The equation, $a^2 - a = 0$ , has 0 and 1 as roots.

But since a > 0, therefore a = 1.

Basically, if you continuously square root any number, you tend to 1. Square root X = X^0.5 (square root of that = X^0.25, and so on....) X^0.5, X^0.25, X^0.125......tending towards X^0 which is 1

...√√√√√√...x can be written as (((((x^½ )^½ )^½ )^½ )^½ ...).

It can be simplified into:

(((((x^½ )^½ )^½ )^½ )^½ ...) = lim n -> ∞ (x^(1/(2^n))).

lim n -> ∞ (x^(1/(2^n))) = x^(1/∞) = x^0 = 1. Thus, 1 is the answer.

OR

Let ...√√√√√√...x = y

y² = ...√√√√√...x

But, ...√√√√√√...x = y

Thus, y²-y = 0, or y(y-1) = 0.

y = 0 or y = 1. But y = 0 cannot be the answer because,

lim n -> ∞ (x^(1/(2^n))) = 0 means that; x^0 = 0 or 1 = 0. IMPOSSIBLE!!!

Thus, 1 is the answer!

Easy trick: the problem asks for solution where x is ANY positive number. Just choose x = 1, the result is surely 1.

it's 1. Try it out on a calculator.

I found that this was able to be put into a simple formula

x=√(x)

(We substitute that function into "x" infinitely.)

Therefore, we would get

(X^2)=x

Which then can become a quadratic

(X^2)-x=0

We know that the roots of the quadratic are 1 and 0, but since it cannot be zero, it is One.

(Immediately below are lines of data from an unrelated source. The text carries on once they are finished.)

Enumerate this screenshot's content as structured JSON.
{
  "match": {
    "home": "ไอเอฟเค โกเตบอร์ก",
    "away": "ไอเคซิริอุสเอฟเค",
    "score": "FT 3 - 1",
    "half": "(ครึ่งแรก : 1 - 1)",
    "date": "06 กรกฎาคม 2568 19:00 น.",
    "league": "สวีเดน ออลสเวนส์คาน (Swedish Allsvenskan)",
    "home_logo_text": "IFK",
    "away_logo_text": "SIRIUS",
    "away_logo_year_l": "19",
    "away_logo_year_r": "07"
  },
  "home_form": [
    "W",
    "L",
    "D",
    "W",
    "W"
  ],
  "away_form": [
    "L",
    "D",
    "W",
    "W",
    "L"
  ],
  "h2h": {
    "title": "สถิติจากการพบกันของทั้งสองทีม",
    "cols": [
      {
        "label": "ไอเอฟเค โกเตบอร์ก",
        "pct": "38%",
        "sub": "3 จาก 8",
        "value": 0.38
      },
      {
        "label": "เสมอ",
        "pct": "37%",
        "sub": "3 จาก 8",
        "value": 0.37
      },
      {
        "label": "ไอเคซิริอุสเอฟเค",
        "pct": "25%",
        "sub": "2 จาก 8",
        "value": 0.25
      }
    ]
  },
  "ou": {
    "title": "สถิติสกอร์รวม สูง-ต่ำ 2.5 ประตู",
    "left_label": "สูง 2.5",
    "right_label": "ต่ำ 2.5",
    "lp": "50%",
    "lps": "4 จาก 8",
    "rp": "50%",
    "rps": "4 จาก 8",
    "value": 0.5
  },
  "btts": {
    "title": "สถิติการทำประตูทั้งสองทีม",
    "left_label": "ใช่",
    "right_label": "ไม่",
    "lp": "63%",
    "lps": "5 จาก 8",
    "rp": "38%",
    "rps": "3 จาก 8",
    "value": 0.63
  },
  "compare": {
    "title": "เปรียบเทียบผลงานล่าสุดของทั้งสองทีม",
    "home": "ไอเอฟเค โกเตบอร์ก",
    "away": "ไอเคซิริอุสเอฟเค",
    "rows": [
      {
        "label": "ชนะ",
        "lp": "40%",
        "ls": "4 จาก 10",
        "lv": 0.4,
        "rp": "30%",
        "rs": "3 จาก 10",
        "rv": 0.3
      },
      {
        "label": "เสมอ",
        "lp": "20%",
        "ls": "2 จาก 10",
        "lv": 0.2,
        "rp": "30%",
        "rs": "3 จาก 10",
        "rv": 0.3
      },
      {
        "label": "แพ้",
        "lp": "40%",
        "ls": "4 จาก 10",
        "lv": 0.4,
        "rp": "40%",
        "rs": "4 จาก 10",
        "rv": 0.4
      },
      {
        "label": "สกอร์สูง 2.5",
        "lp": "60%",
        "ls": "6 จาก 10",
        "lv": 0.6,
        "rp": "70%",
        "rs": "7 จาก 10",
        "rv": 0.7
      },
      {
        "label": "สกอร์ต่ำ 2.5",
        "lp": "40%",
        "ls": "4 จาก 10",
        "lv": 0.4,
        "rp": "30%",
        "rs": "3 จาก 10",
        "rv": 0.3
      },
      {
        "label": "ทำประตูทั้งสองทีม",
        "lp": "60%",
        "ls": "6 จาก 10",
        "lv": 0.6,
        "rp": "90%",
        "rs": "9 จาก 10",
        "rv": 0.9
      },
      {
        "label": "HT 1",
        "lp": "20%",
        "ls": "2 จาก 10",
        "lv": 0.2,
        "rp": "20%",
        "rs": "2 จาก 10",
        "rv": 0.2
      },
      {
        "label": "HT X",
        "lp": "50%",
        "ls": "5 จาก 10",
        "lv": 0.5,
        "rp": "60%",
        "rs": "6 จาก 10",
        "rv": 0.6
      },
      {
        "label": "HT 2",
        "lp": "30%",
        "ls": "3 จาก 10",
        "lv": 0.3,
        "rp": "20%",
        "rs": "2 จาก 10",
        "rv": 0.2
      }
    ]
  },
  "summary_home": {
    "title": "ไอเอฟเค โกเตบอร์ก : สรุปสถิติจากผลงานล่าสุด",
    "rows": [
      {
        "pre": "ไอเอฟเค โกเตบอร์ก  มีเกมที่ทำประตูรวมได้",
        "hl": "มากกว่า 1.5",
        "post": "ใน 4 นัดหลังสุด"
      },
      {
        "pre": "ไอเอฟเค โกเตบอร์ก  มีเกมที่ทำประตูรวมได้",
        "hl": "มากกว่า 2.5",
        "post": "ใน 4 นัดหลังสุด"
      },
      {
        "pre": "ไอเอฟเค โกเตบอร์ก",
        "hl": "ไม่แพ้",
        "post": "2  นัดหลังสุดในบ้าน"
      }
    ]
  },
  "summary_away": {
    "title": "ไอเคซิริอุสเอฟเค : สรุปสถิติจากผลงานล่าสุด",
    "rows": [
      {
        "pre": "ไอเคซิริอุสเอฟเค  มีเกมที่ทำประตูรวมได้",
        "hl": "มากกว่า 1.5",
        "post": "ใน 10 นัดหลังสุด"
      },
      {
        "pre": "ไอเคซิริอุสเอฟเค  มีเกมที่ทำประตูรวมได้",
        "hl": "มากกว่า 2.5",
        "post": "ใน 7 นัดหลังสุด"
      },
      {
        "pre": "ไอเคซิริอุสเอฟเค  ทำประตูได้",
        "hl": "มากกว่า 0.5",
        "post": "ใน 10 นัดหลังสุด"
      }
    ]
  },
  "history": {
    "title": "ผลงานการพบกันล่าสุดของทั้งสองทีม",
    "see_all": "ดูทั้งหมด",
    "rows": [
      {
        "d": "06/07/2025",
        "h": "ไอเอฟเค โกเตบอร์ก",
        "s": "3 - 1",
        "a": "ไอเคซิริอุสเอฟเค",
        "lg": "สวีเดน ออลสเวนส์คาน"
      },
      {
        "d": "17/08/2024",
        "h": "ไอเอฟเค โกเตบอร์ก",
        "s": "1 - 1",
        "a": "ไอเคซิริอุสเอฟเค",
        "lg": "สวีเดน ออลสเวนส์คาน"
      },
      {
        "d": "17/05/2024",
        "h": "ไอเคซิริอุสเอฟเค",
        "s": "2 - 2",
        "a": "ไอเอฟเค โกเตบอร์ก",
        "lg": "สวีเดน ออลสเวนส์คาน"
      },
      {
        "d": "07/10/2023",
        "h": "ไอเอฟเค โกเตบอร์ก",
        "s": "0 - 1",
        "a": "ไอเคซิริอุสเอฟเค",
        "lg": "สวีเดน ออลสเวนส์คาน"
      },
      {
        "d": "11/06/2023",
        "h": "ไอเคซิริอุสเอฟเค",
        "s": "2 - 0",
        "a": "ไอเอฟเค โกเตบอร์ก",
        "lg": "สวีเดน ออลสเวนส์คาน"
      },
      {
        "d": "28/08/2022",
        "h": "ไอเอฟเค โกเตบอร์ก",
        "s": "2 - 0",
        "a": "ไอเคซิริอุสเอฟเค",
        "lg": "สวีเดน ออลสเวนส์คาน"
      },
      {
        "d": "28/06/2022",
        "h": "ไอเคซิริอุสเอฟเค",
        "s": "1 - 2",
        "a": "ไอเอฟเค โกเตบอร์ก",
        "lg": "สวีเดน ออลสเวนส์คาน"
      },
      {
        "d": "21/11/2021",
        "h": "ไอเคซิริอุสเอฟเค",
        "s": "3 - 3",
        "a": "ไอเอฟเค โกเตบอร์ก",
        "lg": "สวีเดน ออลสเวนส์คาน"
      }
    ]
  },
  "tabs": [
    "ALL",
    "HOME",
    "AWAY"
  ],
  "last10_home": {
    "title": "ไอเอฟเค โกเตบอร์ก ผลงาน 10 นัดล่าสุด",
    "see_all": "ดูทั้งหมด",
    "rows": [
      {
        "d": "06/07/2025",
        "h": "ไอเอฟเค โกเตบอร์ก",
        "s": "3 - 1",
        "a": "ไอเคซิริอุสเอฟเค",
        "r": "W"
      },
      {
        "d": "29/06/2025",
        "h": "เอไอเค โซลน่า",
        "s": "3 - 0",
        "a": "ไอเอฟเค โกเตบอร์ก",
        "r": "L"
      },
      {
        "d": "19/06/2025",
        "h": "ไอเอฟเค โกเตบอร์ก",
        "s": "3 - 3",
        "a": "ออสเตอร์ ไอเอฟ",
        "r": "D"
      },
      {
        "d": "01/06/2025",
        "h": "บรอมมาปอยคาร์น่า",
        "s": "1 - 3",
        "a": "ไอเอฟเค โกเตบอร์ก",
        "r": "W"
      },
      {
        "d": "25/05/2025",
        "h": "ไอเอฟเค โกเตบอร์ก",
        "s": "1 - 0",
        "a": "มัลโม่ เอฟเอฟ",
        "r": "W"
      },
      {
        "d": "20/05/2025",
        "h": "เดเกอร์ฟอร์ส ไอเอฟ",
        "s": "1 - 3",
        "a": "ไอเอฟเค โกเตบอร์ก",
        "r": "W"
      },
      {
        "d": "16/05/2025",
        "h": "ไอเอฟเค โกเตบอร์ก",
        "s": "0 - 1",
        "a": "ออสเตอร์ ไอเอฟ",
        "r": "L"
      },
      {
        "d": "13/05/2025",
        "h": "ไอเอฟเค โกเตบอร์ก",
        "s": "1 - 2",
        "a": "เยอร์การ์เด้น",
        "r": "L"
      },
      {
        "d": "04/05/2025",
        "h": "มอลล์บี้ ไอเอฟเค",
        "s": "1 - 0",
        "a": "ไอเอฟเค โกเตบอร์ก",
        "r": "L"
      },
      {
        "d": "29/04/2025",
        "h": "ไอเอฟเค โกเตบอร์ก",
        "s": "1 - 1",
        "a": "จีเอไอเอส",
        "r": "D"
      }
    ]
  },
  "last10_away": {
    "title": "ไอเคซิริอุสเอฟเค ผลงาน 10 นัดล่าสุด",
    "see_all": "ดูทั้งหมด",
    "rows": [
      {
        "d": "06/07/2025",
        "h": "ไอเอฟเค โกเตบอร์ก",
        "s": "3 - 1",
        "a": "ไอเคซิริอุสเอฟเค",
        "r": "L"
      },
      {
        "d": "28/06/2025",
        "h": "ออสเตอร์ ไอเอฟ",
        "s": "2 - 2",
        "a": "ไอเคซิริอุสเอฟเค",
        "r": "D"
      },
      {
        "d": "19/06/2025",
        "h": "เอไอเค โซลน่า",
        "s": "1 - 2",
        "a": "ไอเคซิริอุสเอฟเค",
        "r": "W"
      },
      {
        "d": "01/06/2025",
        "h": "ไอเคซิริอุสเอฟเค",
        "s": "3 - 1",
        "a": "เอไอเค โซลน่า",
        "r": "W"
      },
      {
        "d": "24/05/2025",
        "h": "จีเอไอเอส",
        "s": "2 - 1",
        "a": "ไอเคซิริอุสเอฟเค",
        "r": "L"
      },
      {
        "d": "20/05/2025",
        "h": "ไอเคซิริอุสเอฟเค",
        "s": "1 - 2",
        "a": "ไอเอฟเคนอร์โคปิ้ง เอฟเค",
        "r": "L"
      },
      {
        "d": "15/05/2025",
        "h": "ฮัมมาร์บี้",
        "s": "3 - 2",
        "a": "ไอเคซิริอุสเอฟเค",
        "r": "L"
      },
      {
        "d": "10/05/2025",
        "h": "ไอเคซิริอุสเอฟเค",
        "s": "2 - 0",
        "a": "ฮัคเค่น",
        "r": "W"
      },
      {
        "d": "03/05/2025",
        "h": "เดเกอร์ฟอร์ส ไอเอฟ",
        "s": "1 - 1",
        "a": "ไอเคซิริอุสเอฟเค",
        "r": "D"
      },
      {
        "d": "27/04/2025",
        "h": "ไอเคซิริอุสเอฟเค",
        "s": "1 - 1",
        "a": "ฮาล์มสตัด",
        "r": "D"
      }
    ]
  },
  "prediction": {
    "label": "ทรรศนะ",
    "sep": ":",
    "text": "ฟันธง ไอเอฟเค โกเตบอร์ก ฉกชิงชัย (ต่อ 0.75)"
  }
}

(This system can easily be used anywhere in any infinite summation, fraction, subtraction, or product. )

Let vvv.....x=S S²=S S=1

*vx:root x

Let us consider a positive number 'x' less than one first. Sq root of 'x' will be a number greater than itself but not equal to 1. But on repeating sq rooting the value will come closer to one and finally become one. After the value becomes 1 further sq rooting means nothing. Similarly let 'x' be a number greater than 1. Sq root of 'x' will be smaller than 'x' but not equal to 1. But repeated sq rooting will eventually provide us with 1.

If x is any positive real number, then just say that x is 1. Therefore, the value of the expression is 1.

Let X be any positive real number and taking root n times, i.e. (X)^(1/n), now as n tends to infinity , 1/n tends to 0 Hence (X)^0 =1.